The biggest difference is that the play is a musical, with songs and some dancing scattered throughout the performance. That’s perhaps the one arguable flaw in this production… All of the singers give admirable vocal performances — some more consistently than others, and ALL better than I could ever manage — but you probably wouldn’t rush out to buy a soundtrack recorded at this performance. Definitely don’t go there expecting Broadway-quality singing.
You SHOULD go there expecting to be entertained by several funny and heartwarming scenes. It’s a very enjoyable show, and well worth your time and money. From the strip show at the beginning, through delightful explorations of characters and relationships, to the final (and fully nude) moment with the six male leads, you’ll be glad you went.

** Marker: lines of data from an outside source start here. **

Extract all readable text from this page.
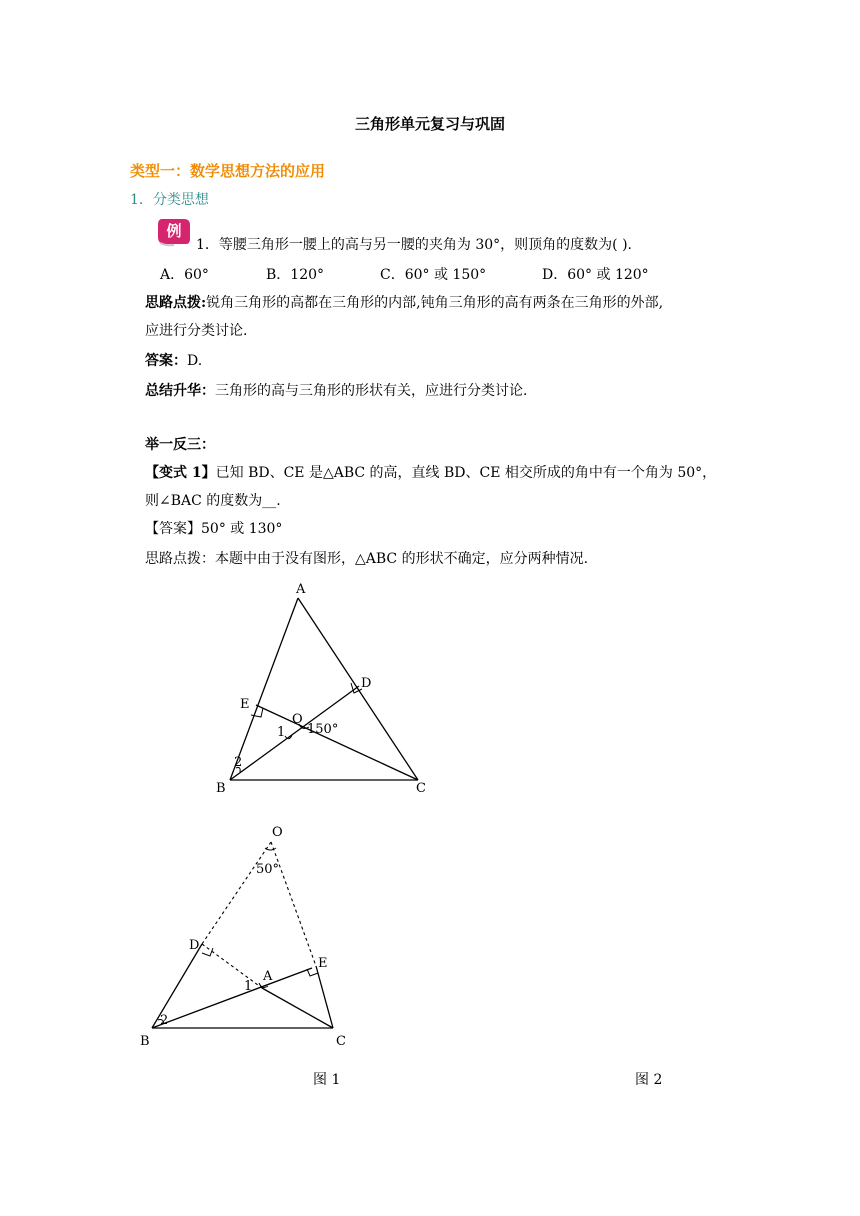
三角形单元复习与巩固
类型一：数学思想方法的应用
1．分类思想
例
1．等腰三角形一腰上的高与另一腰的夹角为 30°，则顶角的度数为( ).
A．60°	B．120°	C．60° 或 150°	D．60° 或 120°
思路点拨:锐角三角形的高都在三角形的内部,钝角三角形的高有两条在三角形的外部,
应进行分类讨论.
答案：D.
总结升华：三角形的高与三角形的形状有关，应进行分类讨论.
举一反三：
【变式 1】已知 BD、CE 是△ABC 的高，直线 BD、CE 相交所成的角中有一个角为 50°，
则∠BAC 的度数为__.
【答案】50° 或 130°
思路点拨：本题中由于没有图形，△ABC 的形状不确定，应分两种情况.
A
E
D
O
1 150°
2
B	C
O
50°
D
E
A
1
2
B	C
图 1	图 2
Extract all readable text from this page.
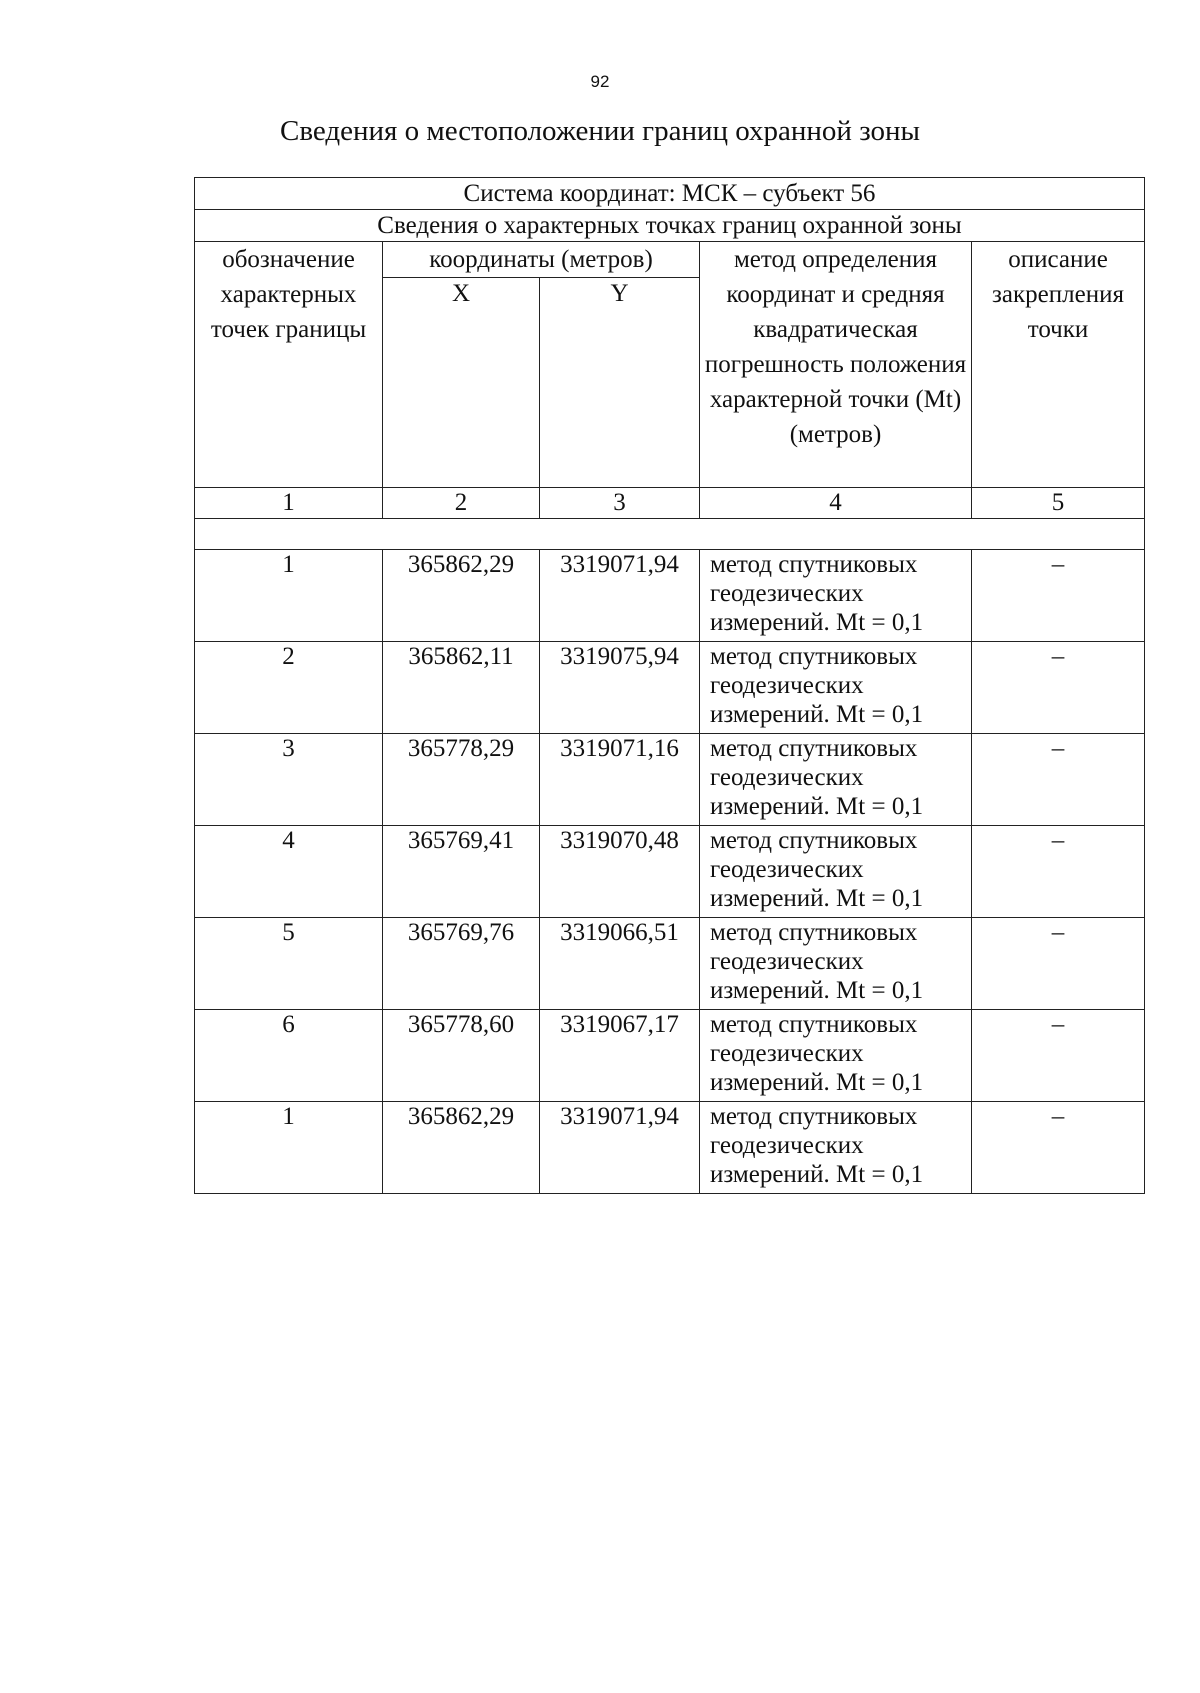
92
Сведения о местоположении границ охранной зоны
Система координат: МСК – субъект 56				
Сведения о характерных точках границ охранной зоны				
обозначение характерных точек границы	координаты (метров)		метод определения координат и средняя квадратическая погрешность положения характерной точки (Mt) (метров)	описание закрепления точки
	X	Y		
1	2	3	4	5

1	365862,29	3319071,94	метод спутниковых геодезических измерений. Mt = 0,1	–
2	365862,11	3319075,94	метод спутниковых геодезических измерений. Mt = 0,1	–
3	365778,29	3319071,16	метод спутниковых геодезических измерений. Mt = 0,1	–
4	365769,41	3319070,48	метод спутниковых геодезических измерений. Mt = 0,1	–
5	365769,76	3319066,51	метод спутниковых геодезических измерений. Mt = 0,1	–
6	365778,60	3319067,17	метод спутниковых геодезических измерений. Mt = 0,1	–
1	365862,29	3319071,94	метод спутниковых геодезических измерений. Mt = 0,1	–
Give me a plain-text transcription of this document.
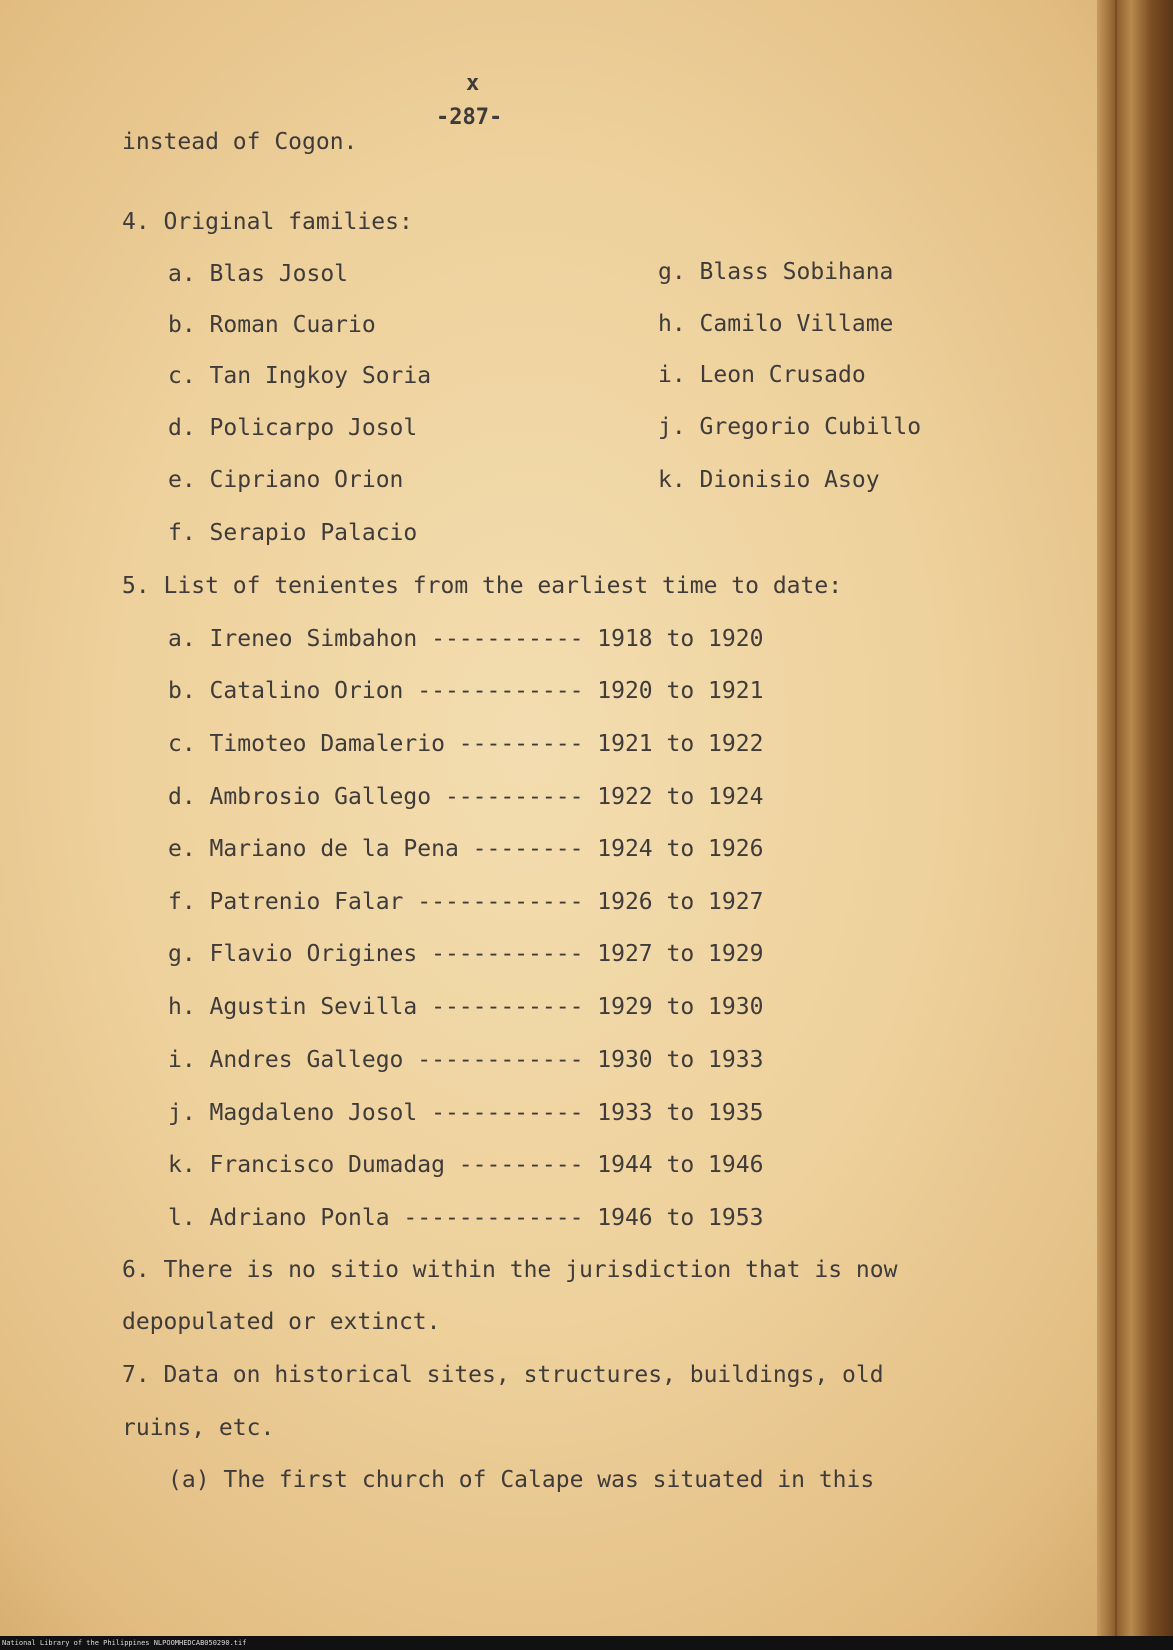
x
-287-
instead of Cogon.
4. Original families:
a. Blas Josol
b. Roman Cuario
c. Tan Ingkoy Soria
d. Policarpo Josol
e. Cipriano Orion
f. Serapio Palacio
g. Blass Sobihana
h. Camilo Villame
i. Leon Crusado
j. Gregorio Cubillo
k. Dionisio Asoy
5. List of tenientes from the earliest time to date:
a. Ireneo Simbahon ----------- 1918 to 1920
b. Catalino Orion ------------ 1920 to 1921
c. Timoteo Damalerio --------- 1921 to 1922
d. Ambrosio Gallego ---------- 1922 to 1924
e. Mariano de la Pena -------- 1924 to 1926
f. Patrenio Falar ------------ 1926 to 1927
g. Flavio Origines ----------- 1927 to 1929
h. Agustin Sevilla ----------- 1929 to 1930
i. Andres Gallego ------------ 1930 to 1933
j. Magdaleno Josol ----------- 1933 to 1935
k. Francisco Dumadag --------- 1944 to 1946
l. Adriano Ponla ------------- 1946 to 1953
6. There is no sitio within the jurisdiction that is now
depopulated or extinct.
7. Data on historical sites, structures, buildings, old
ruins, etc.
(a) The first church of Calape was situated in this
National Library of the Philippines NLPOOMHEDCAB050290.tif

I was really touched by Stuart Spencer’s “Dave”, and Chris Thompson’s “Horse” had me grinning each time he shuffled onto the stage. And I was SO impressed by young Andrew Griner, Jr. as the lead character’s son “Nathan.” That kid’s definitely got a future in the arts, and is rightfully nicknamed “401k” by his father. (True story.)
And of course, Salvador Garcia was magnificent as “Keno,” the male stripper who kicks off the show and inspires the husbands’ scheme. Naturally I’m biased, but that doesn’t change the fact that his all-too-brief dance at the beginning is stunning, and his occasional cameos throughout were always a pleasure. As I’ve said after seeing him in Living Out and in Dangerous, I am so insanely proud of that man.
Lest we think a show called The Full Monty is focused purely on the boys, I have to pause for a moment and gush about some of the ladies in the cast. Courtney Johnson was adorable as “Vicki,” a pampered wife who is blissfully unaware of her husband’s long-standing unemployment. Candace Neal was delightful as “Georgie”, a wife struggling to understand her husband’s growing detachment. Pat Heiss was shocking (in a good way) as “Jeanette.” You have to see her to believe it.
The Full Monty runs through Sunday, May 17th at Theatre Charlotte. Tickets are available online — I’ll be attending for “Bank of America Night” on Friday the 8th, and the finale on Sunday the 17th. Come out and join me!